Adaptive Test-Time Intervention for Concept Bottleneck Models
Matthew Shen, Aliyah Hsu, Abhineet Agarwal, Bin Yu
TL;DR
This work tackles the interpretability-performance trade-off in concept bottleneck models by distilling the nonlinear concept-to-target component into FIGS-BD, an interpretable binary-augmented sum-of-trees model. It enables adaptive test-time intervention (ATTI), ranking concept interactions for per-example validation by humans. Across CV and NLP datasets, FIGS-BD preserves most of the teacher's predictive power while offering a compact, interpretable representation and effective, targeted interventions, including strong improvements with few interventions.
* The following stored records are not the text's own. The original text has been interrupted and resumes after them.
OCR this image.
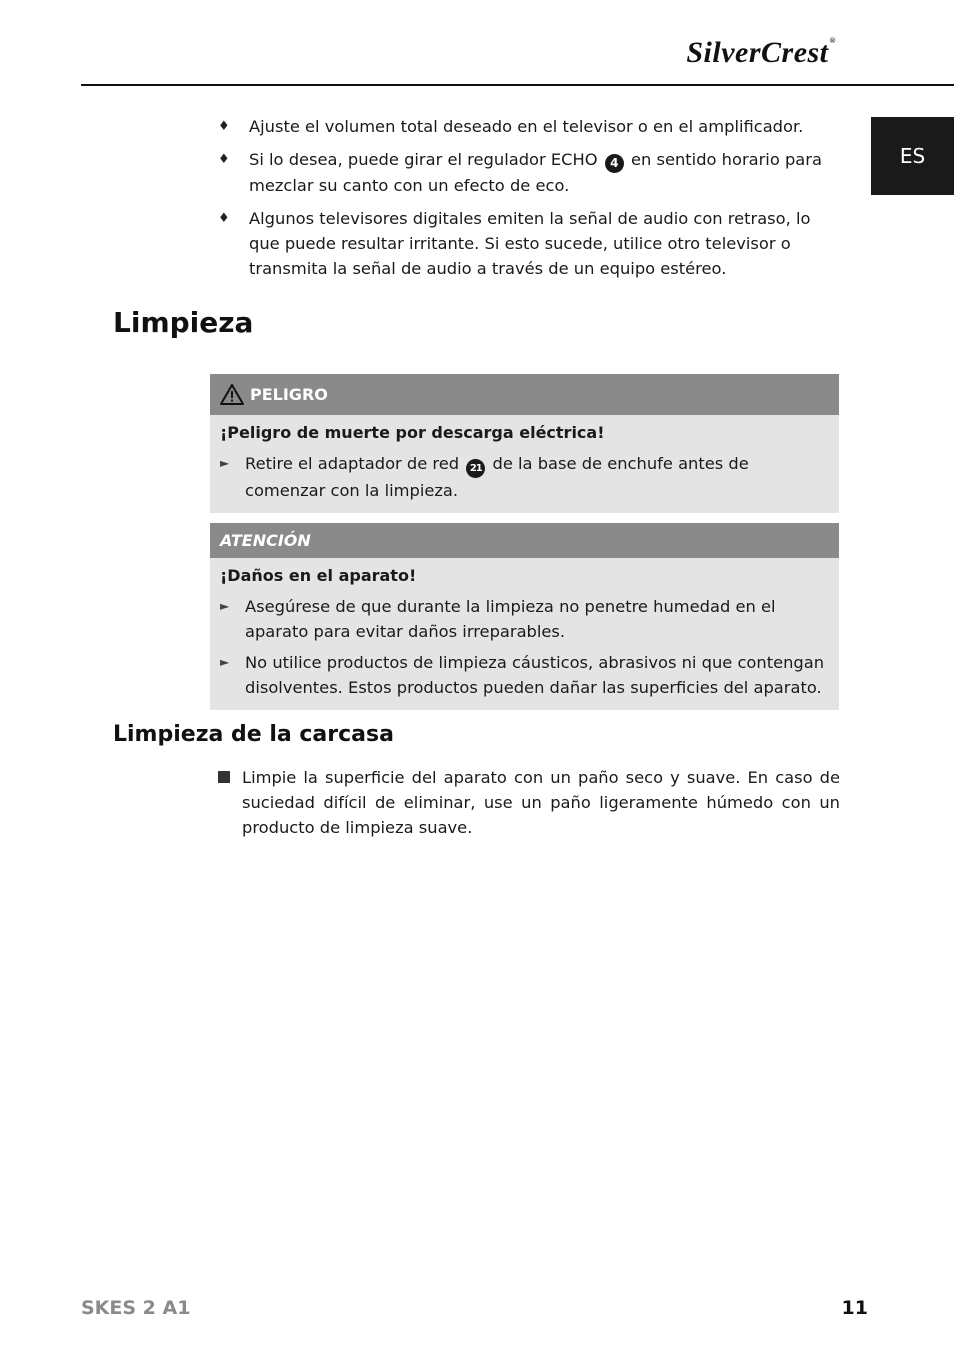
SilverCrest®
ES
♦	Ajuste el volumen total deseado en el televisor o en el amplificador.
♦	Si lo desea, puede girar el regulador ECHO 4 en sentido horario para mezclar su canto con un efecto de eco.
♦	Algunos televisores digitales emiten la señal de audio con retraso, lo que puede resultar irritante. Si esto sucede, utilice otro televisor o transmita la señal de audio a través de un equipo estéreo.
Limpieza
PELIGRO
¡Peligro de muerte por descarga eléctrica!
► Retire el adaptador de red 21 de la base de enchufe antes de comenzar con la limpieza.
ATENCIÓN
¡Daños en el aparato!
► Asegúrese de que durante la limpieza no penetre humedad en el aparato para evitar daños irreparables.
► No utilice productos de limpieza cáusticos, abrasivos ni que contengan disolventes. Estos productos pueden dañar las superficies del aparato.
Limpieza de la carcasa
Limpie la superficie del aparato con un paño seco y suave. En caso de suciedad difícil de eliminar, use un paño ligeramente húmedo con un producto de limpieza suave.
SKES 2 A1	11
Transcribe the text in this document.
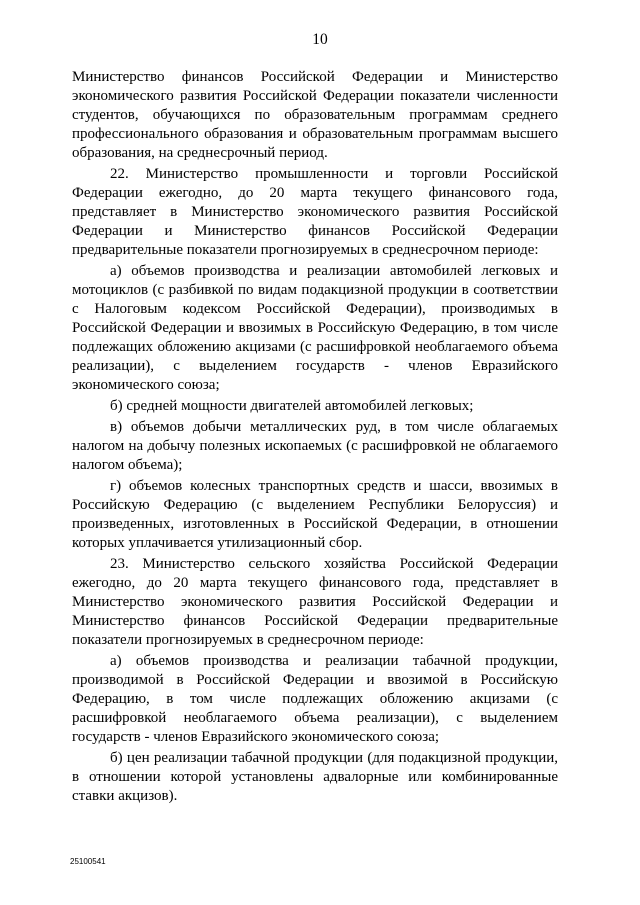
10

Министерство финансов Российской Федерации и Министерство экономического развития Российской Федерации показатели численности студентов, обучающихся по образовательным программам среднего профессионального образования и образовательным программам высшего образования, на среднесрочный период.

22. Министерство промышленности и торговли Российской Федерации ежегодно, до 20 марта текущего финансового года, представляет в Министерство экономического развития Российской Федерации и Министерство финансов Российской Федерации предварительные показатели прогнозируемых в среднесрочном периоде:

а) объемов производства и реализации автомобилей легковых и мотоциклов (с разбивкой по видам подакцизной продукции в соответствии с Налоговым кодексом Российской Федерации), производимых в Российской Федерации и ввозимых в Российскую Федерацию, в том числе подлежащих обложению акцизами (с расшифровкой необлагаемого объема реализации), с выделением государств - членов Евразийского экономического союза;

б) средней мощности двигателей автомобилей легковых;

в) объемов добычи металлических руд, в том числе облагаемых налогом на добычу полезных ископаемых (с расшифровкой не облагаемого налогом объема);

г) объемов колесных транспортных средств и шасси, ввозимых в Российскую Федерацию (с выделением Республики Белоруссия) и произведенных, изготовленных в Российской Федерации, в отношении которых уплачивается утилизационный сбор.

23. Министерство сельского хозяйства Российской Федерации ежегодно, до 20 марта текущего финансового года, представляет в Министерство экономического развития Российской Федерации и Министерство финансов Российской Федерации предварительные показатели прогнозируемых в среднесрочном периоде:

а) объемов производства и реализации табачной продукции, производимой в Российской Федерации и ввозимой в Российскую Федерацию, в том числе подлежащих обложению акцизами (с расшифровкой необлагаемого объема реализации), с выделением государств - членов Евразийского экономического союза;

б) цен реализации табачной продукции (для подакцизной продукции, в отношении которой установлены адвалорные или комбинированные ставки акцизов).

25100541
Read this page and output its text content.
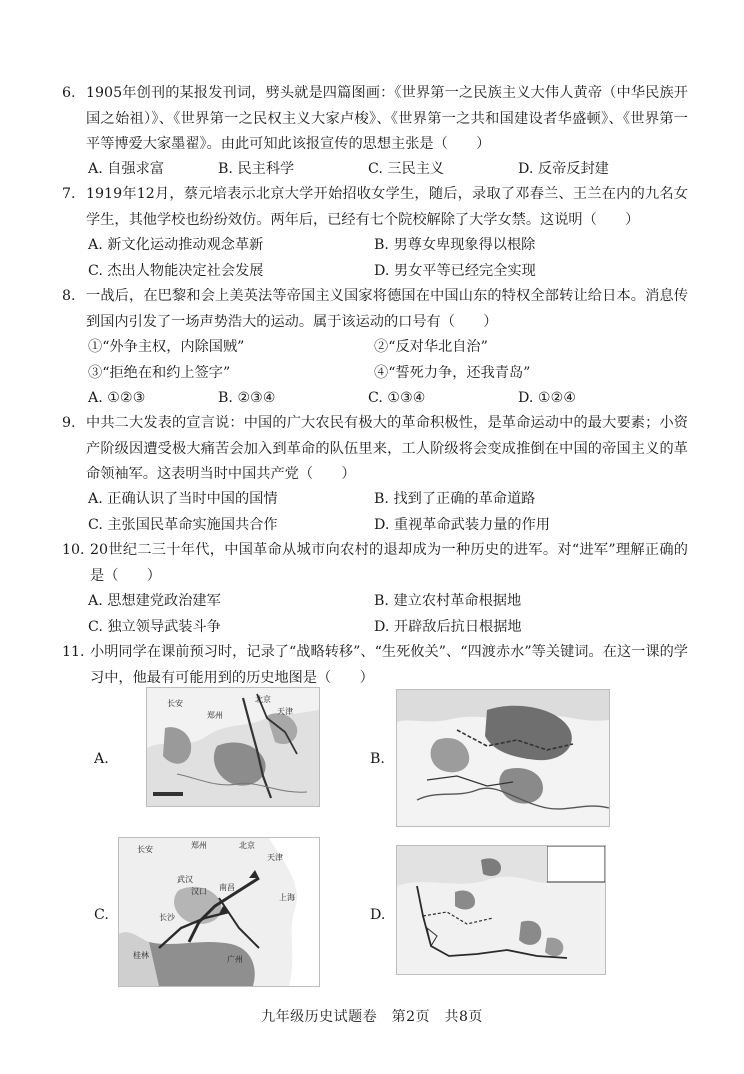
6. 1905年创刊的某报发刊词，劈头就是四篇图画：《世界第一之民族主义大伟人黄帝（中华民族开国之始祖）》、《世界第一之民权主义大家卢梭》、《世界第一之共和国建设者华盛顿》、《世界第一平等博爱大家墨翟》。由此可知此该报宣传的思想主张是（　　）
A. 自强求富	B. 民主科学	C. 三民主义	D. 反帝反封建
7. 1919年12月，蔡元培表示北京大学开始招收女学生，随后，录取了邓春兰、王兰在内的九名女学生，其他学校也纷纷效仿。两年后，已经有七个院校解除了大学女禁。这说明（　　）
A. 新文化运动推动观念革新	B. 男尊女卑现象得以根除
C. 杰出人物能决定社会发展	D. 男女平等已经完全实现
8. 一战后，在巴黎和会上美英法等帝国主义国家将德国在中国山东的特权全部转让给日本。消息传到国内引发了一场声势浩大的运动。属于该运动的口号有（　　）
①“外争主权，内除国贼”	②“反对华北自治”
③“拒绝在和约上签字”	④“誓死力争，还我青岛”
A. ①②③	B. ②③④	C. ①③④	D. ①②④
9. 中共二大发表的宣言说：中国的广大农民有极大的革命积极性，是革命运动中的最大要素；小资产阶级因遭受极大痛苦会加入到革命的队伍里来，工人阶级将会变成推倒在中国的帝国主义的革命领袖军。这表明当时中国共产党（　　）
A. 正确认识了当时中国的国情	B. 找到了正确的革命道路
C. 主张国民革命实施国共合作	D. 重视革命武装力量的作用
10. 20世纪二三十年代，中国革命从城市向农村的退却成为一种历史的进军。对“进军”理解正确的是（　　）
A. 思想建党政治建军	B. 建立农村革命根据地
C. 独立领导武装斗争	D. 开辟敌后抗日根据地
11. 小明同学在课前预习时，记录了“战略转移”、“生死攸关”、“四渡赤水”等关键词。在这一课的学习中，他最有可能用到的历史地图是（　　）
A.
长安
郑州
北京
天津
B.
C.
长安	郑州	北京
天津
武汉
汉口 南昌
长沙
上海
广州
桂林
D.
九年级历史试题卷　第2页　共8页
The approach holds practical promise for deploying CBMs in real-world, high-stakes settings with limited expert intervention capability.
Abstract
Concept bottleneck models (CBM) aim to improve model interpretability by predicting human level "concepts" in a bottleneck within a deep learning model architecture. However, how the predicted concepts are used in predicting the target still either remains black-box or is simplified to maintain interpretability at the cost of prediction performance. We propose to use Fast Interpretable Greedy Sum-Trees (FIGS) to obtain Binary Distillation (BD). This new method, called FIGS-BD, distills a binary-augmented concept-to-target portion of the CBM into an interpretable tree-based model, while maintaining the competitive prediction performance of the CBM teacher. FIGS-BD can be used in downstream tasks to explain and decompose CBM predictions into interpretable binary-concept-interaction attributions and guide adaptive test-time intervention. Across 4 datasets, we demonstrate that our adaptive test-time intervention identifies key concepts that significantly improve performance for realistic human-in-the-loop settings that only allow for limited concept interventions.